Mayor Harrell Introduces Suite of Bills to Improve Cannabis Equity

Mayor Harrell: Three bills developed in partnership with Council, industry stakeholders, and workers are “Critical first steps toward improving equity and a clear commitment to a One Seattle approach.”

Seattle – Today, Mayor Bruce Harrell put forward a suite of bills intended to address equity in the cannabis industry by helping foster a more diverse industry and supporting cannabis store workers. Developed in partnership with Councilmember Teresa Mosqueda and cannabis industry stakeholders and employees, the bills would take necessary early steps toward cannabis equity efforts. 

“For a thriving Seattle economy, every worker and business deserve safety and the opportunity to learn, grow, and prosper,” said Mayor Harrell. “As the cannabis industry continues to develop, we must course correct and support the communities who too often have been left behind. Equity in this industry means safe working conditions and fair treatment for workers, store ownership that includes the communities most impacted by the war on drugs, and a commitment to fairness, innovation, and opportunity.” 

The package submitted to Council includes three bills, which take immediate actions and also put in place structures for long-term solutions. The bills, if passed, would require the following efforts: 

  • Creation of a City-level social equity license, intended to reduce barriers toward opening cannabis stores for underrepresented communities and those most impacted by the war on drugs. 
  • Laying the groundwork for future cannabis-related businesses, in collaboration with the Washington State Liquor and Cannabis Board, to also issue licenses through a social equity framework. Ensuring transparency to employees around ownership of cannabis store business licenses holders.  
  • Requiring a 90-day retention of store workforce when ownership changes, similar to protections created for hotel workers in 2019. 
  • Creation of a short-term cannabis advisory committee, selected in collaboration with City Council to collect input on cannabis equity and needs from workers, community members, and industry leaders.  
  • Implementation of a needs assessment to understand additional steps to make the industry more robust and sustainable for diverse communities. 
  • Collaboration with County and community efforts to further the work of expunging convictions for cannabis-related crimes prior to 2014.  
  • Development of a state and federal legislative agenda promoting cannabis equity, as well as safety improvements, capital investments, and access to banking services.  

Mayor Harrell said, “While these policies alone cannot solve generations of injustice, they are critical first steps and a clear commitment to a One Seattle approach, where we make progress through partnership, working with state and federal leaders, industry stakeholders, and store workers to continue moving forward.” 

While cannabis licenses are regulated and distributed at the state level, the proposed legislation allows the City to take tangible steps to improve fairness and opportunity in the industry both now and as additional licenses are awarded. As the state begins to allocate social equity cannabis licenses across Washington, the proposed legislation would ensure Seattle is situated to best enhance local equity efforts. 
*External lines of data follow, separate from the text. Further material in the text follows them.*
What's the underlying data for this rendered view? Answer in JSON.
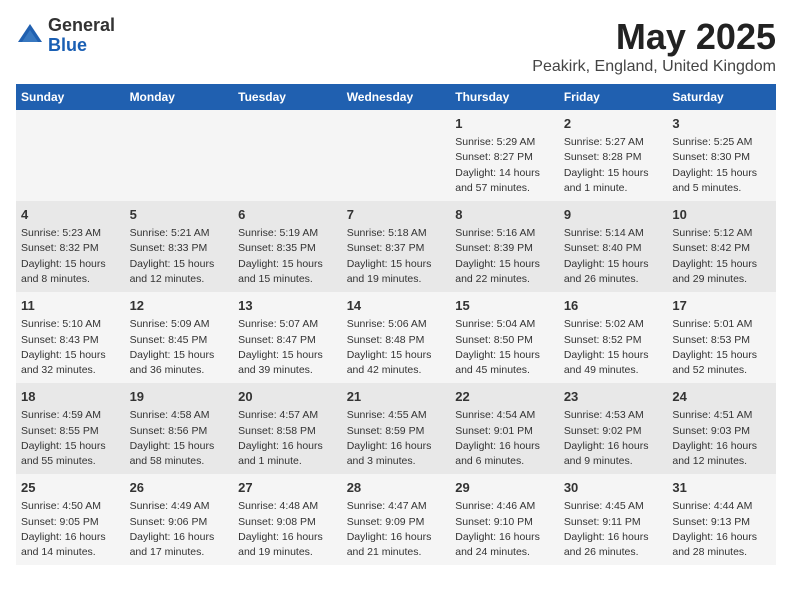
{
  "logo": {
    "general": "General",
    "blue": "Blue"
  },
  "title": "May 2025",
  "subtitle": "Peakirk, England, United Kingdom",
  "headers": [
    "Sunday",
    "Monday",
    "Tuesday",
    "Wednesday",
    "Thursday",
    "Friday",
    "Saturday"
  ],
  "weeks": [
    [
      {
        "day": "",
        "info": ""
      },
      {
        "day": "",
        "info": ""
      },
      {
        "day": "",
        "info": ""
      },
      {
        "day": "",
        "info": ""
      },
      {
        "day": "1",
        "info": "Sunrise: 5:29 AM\nSunset: 8:27 PM\nDaylight: 14 hours and 57 minutes."
      },
      {
        "day": "2",
        "info": "Sunrise: 5:27 AM\nSunset: 8:28 PM\nDaylight: 15 hours and 1 minute."
      },
      {
        "day": "3",
        "info": "Sunrise: 5:25 AM\nSunset: 8:30 PM\nDaylight: 15 hours and 5 minutes."
      }
    ],
    [
      {
        "day": "4",
        "info": "Sunrise: 5:23 AM\nSunset: 8:32 PM\nDaylight: 15 hours and 8 minutes."
      },
      {
        "day": "5",
        "info": "Sunrise: 5:21 AM\nSunset: 8:33 PM\nDaylight: 15 hours and 12 minutes."
      },
      {
        "day": "6",
        "info": "Sunrise: 5:19 AM\nSunset: 8:35 PM\nDaylight: 15 hours and 15 minutes."
      },
      {
        "day": "7",
        "info": "Sunrise: 5:18 AM\nSunset: 8:37 PM\nDaylight: 15 hours and 19 minutes."
      },
      {
        "day": "8",
        "info": "Sunrise: 5:16 AM\nSunset: 8:39 PM\nDaylight: 15 hours and 22 minutes."
      },
      {
        "day": "9",
        "info": "Sunrise: 5:14 AM\nSunset: 8:40 PM\nDaylight: 15 hours and 26 minutes."
      },
      {
        "day": "10",
        "info": "Sunrise: 5:12 AM\nSunset: 8:42 PM\nDaylight: 15 hours and 29 minutes."
      }
    ],
    [
      {
        "day": "11",
        "info": "Sunrise: 5:10 AM\nSunset: 8:43 PM\nDaylight: 15 hours and 32 minutes."
      },
      {
        "day": "12",
        "info": "Sunrise: 5:09 AM\nSunset: 8:45 PM\nDaylight: 15 hours and 36 minutes."
      },
      {
        "day": "13",
        "info": "Sunrise: 5:07 AM\nSunset: 8:47 PM\nDaylight: 15 hours and 39 minutes."
      },
      {
        "day": "14",
        "info": "Sunrise: 5:06 AM\nSunset: 8:48 PM\nDaylight: 15 hours and 42 minutes."
      },
      {
        "day": "15",
        "info": "Sunrise: 5:04 AM\nSunset: 8:50 PM\nDaylight: 15 hours and 45 minutes."
      },
      {
        "day": "16",
        "info": "Sunrise: 5:02 AM\nSunset: 8:52 PM\nDaylight: 15 hours and 49 minutes."
      },
      {
        "day": "17",
        "info": "Sunrise: 5:01 AM\nSunset: 8:53 PM\nDaylight: 15 hours and 52 minutes."
      }
    ],
    [
      {
        "day": "18",
        "info": "Sunrise: 4:59 AM\nSunset: 8:55 PM\nDaylight: 15 hours and 55 minutes."
      },
      {
        "day": "19",
        "info": "Sunrise: 4:58 AM\nSunset: 8:56 PM\nDaylight: 15 hours and 58 minutes."
      },
      {
        "day": "20",
        "info": "Sunrise: 4:57 AM\nSunset: 8:58 PM\nDaylight: 16 hours and 1 minute."
      },
      {
        "day": "21",
        "info": "Sunrise: 4:55 AM\nSunset: 8:59 PM\nDaylight: 16 hours and 3 minutes."
      },
      {
        "day": "22",
        "info": "Sunrise: 4:54 AM\nSunset: 9:01 PM\nDaylight: 16 hours and 6 minutes."
      },
      {
        "day": "23",
        "info": "Sunrise: 4:53 AM\nSunset: 9:02 PM\nDaylight: 16 hours and 9 minutes."
      },
      {
        "day": "24",
        "info": "Sunrise: 4:51 AM\nSunset: 9:03 PM\nDaylight: 16 hours and 12 minutes."
      }
    ],
    [
      {
        "day": "25",
        "info": "Sunrise: 4:50 AM\nSunset: 9:05 PM\nDaylight: 16 hours and 14 minutes."
      },
      {
        "day": "26",
        "info": "Sunrise: 4:49 AM\nSunset: 9:06 PM\nDaylight: 16 hours and 17 minutes."
      },
      {
        "day": "27",
        "info": "Sunrise: 4:48 AM\nSunset: 9:08 PM\nDaylight: 16 hours and 19 minutes."
      },
      {
        "day": "28",
        "info": "Sunrise: 4:47 AM\nSunset: 9:09 PM\nDaylight: 16 hours and 21 minutes."
      },
      {
        "day": "29",
        "info": "Sunrise: 4:46 AM\nSunset: 9:10 PM\nDaylight: 16 hours and 24 minutes."
      },
      {
        "day": "30",
        "info": "Sunrise: 4:45 AM\nSunset: 9:11 PM\nDaylight: 16 hours and 26 minutes."
      },
      {
        "day": "31",
        "info": "Sunrise: 4:44 AM\nSunset: 9:13 PM\nDaylight: 16 hours and 28 minutes."
      }
    ]
  ]
}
Earlier this year, Mayor Harrell joined the City Council in calling for passage of the federal SAFE Banking Act to help address safety concerns at cannabis stores, which are currently required to carry cash without an option to access online banking. 

WHAT PEOPLE ARE SAYING 

Councilmember Teresa Mosqueda (Position 8 – Citywide) 

“After years of community asking for greater equity in the cannabis industry, this legislation represents an initial step in the right direction towards creating local equity applications, improving workforce standards, and focusing on safety for workers in the cannabis industry. Thank you, to the broad coalition led by cannabis industry workers and businesses who have been calling for reforms in this industry, and for not letting up. I look forward to continuing to work with you and the Mayor’s office to make these first policy steps impactful, and to building on this approach to create greater cannabis equity to address the harms caused by the war on drugs and past harmful policies.” 

Adan Espino Jr, Executive Director, Craft Cannabis Coalition, an association of over 70 cannabis retailers and allied producers statewide, including half of Seattle cannabis retail stores. 

“Cannabis retail small businesses across Seattle have greatly appreciated the opportunity to work closely and productively with Mayor Harrell and the City Council on these ordinances tackling social equity in the cannabis industry. We look forward to continuing to engage thoughtfully and collaboratively in the City’s cannabis equity effort as it develops, alongside discussion of other pressing issues facing the cannabis small businesses, such as security concerns.” 

Joe Mizrahi, Secretary-Treasurer, UFCW 3000

“This legislation is an important first step to gain vital protections for cannabis workers. Essential cannabis workers in UFCW 3000 look forward to working with the Mayor’s office and City Council, with a broad coalition of community stakeholders, to build on this foundation in the years to come.”